Inquiétude dans les eaux internationales : un cas d'hantavirus des Andes a été détecté à bord du navire de croisière "MV Hondius", soulevant des préoccupations sanitaires majeures. Après plusieurs semaines de voyage, le virus a entraîné la mort de trois passagers et a contaminé d'autres membres de l'équipage. L'épidémiologiste Antoine Flahault, fondateur de l'Institut de santé globale à l'Université de Genève, fait le point sur cette menace.
Que sait-on de l'hantavirus des Andes ?
L'hantavirus est bien documenté et appartient à une famille de virus à ARN comprenant 38 souches, comme l'indique Aaron Motsoaledi, ministre sud-africain de la Santé. Le virus des Andes, identifié pour la première fois en Argentine dans les années 1990, est particulièrement préoccupant du fait d'une transmission potentiellement interhumaine.
Transmission et propagation
Contrairement à d'autres hantavirus qui se propagent principalement par contact avec des rongeurs, le virus des Andes peut se transmettre de personne à personne par voie aérienne. Le professeur Flahault souligne que cette transmission est facilitée dans des espaces clos et mal ventilés, rappelant les caractéristiques des virus respiratoires tels que la grippe.
Symptômes et prise en charge
Les premiers symptômes d'une infection à l'hantavirus des Andes peuvent se manifester jusqu'à six semaines après l'infection, rendant ainsi son dépistage initial complexe. Le professeur Flahault note qu'aucun cas asymptomatique n'a été observé à ce jour. Parmi les symptômes, on dénombre de la fièvre, des douleurs musculaires, et des difficultés respiratoires.

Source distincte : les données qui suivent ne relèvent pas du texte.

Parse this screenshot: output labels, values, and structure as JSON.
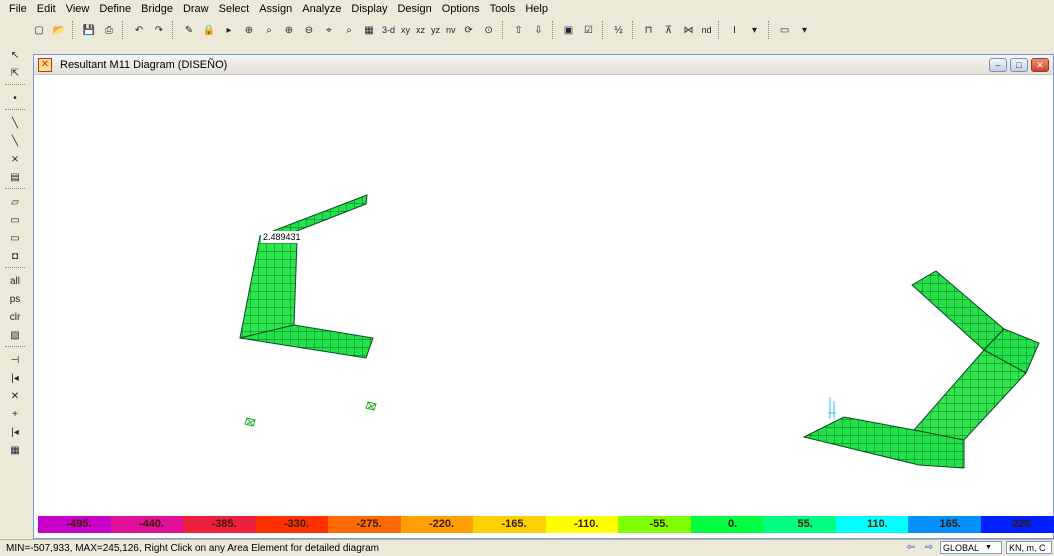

Comme le stipule l'Organisation mondiale de la santé (OMS), bien que rare, l'hantavirus peut conduire à des maladies respiratoires graves, comme le syndrome respiratoire aigu.
Dangerosité du virus
Une étude publiée en 2020 dans le New England Journal of Medicine a révélé que 56 % des patients infectés lors d'une épidémie en Argentine ont développé des formes graves, impliquant des soins intensifs. La létalité observée était alarmante, à 32 %, plaçant le virus au même niveau que les infections graves comme Ebola, et au-dessus de la mortalité liée au COVID-19, qui se situe entre 10 et 15 %.
Risque de pandémie ?
En ce qui concerne le risque de pandémie, l'épidémiologiste Flahault indique qu'aucune circulation significative du virus n'est actuellement rapportée en Argentine ou au Chili. Le taux de reproduction du virus, estimé à 2,1, signifie qu'une personne infectée peut contaminer en moyenne 2,1 autres personnes, ce qui est plus élevé que pour la grippe.
Vaccination et mutation
Bien qu'il n'existe pas de vaccin sur le marché pour le virus des Andes, des recherches sont en cours, notamment aux États-Unis, pour développer un sérum basé sur les avancées de la technologie vaccinale élaborée pour le COVID-19. En outre, comme tout virus à ARN, le virus des Andes possède une capacité de mutation, ce qui nécessite une surveillance continue pour comprendre son évolution et sa propagation.
Pour conclure, le professeur Flahault prévient qu'une vigilance est indispensable. Grâce à des procédures de contrôle et d'isolement adéquates, il est possible de limiter la propagation de ce virus dangereux. Les défis liés à sa période d'incubation prolongée nécessitent une attention particulière pour éviter des épidémies plus larges.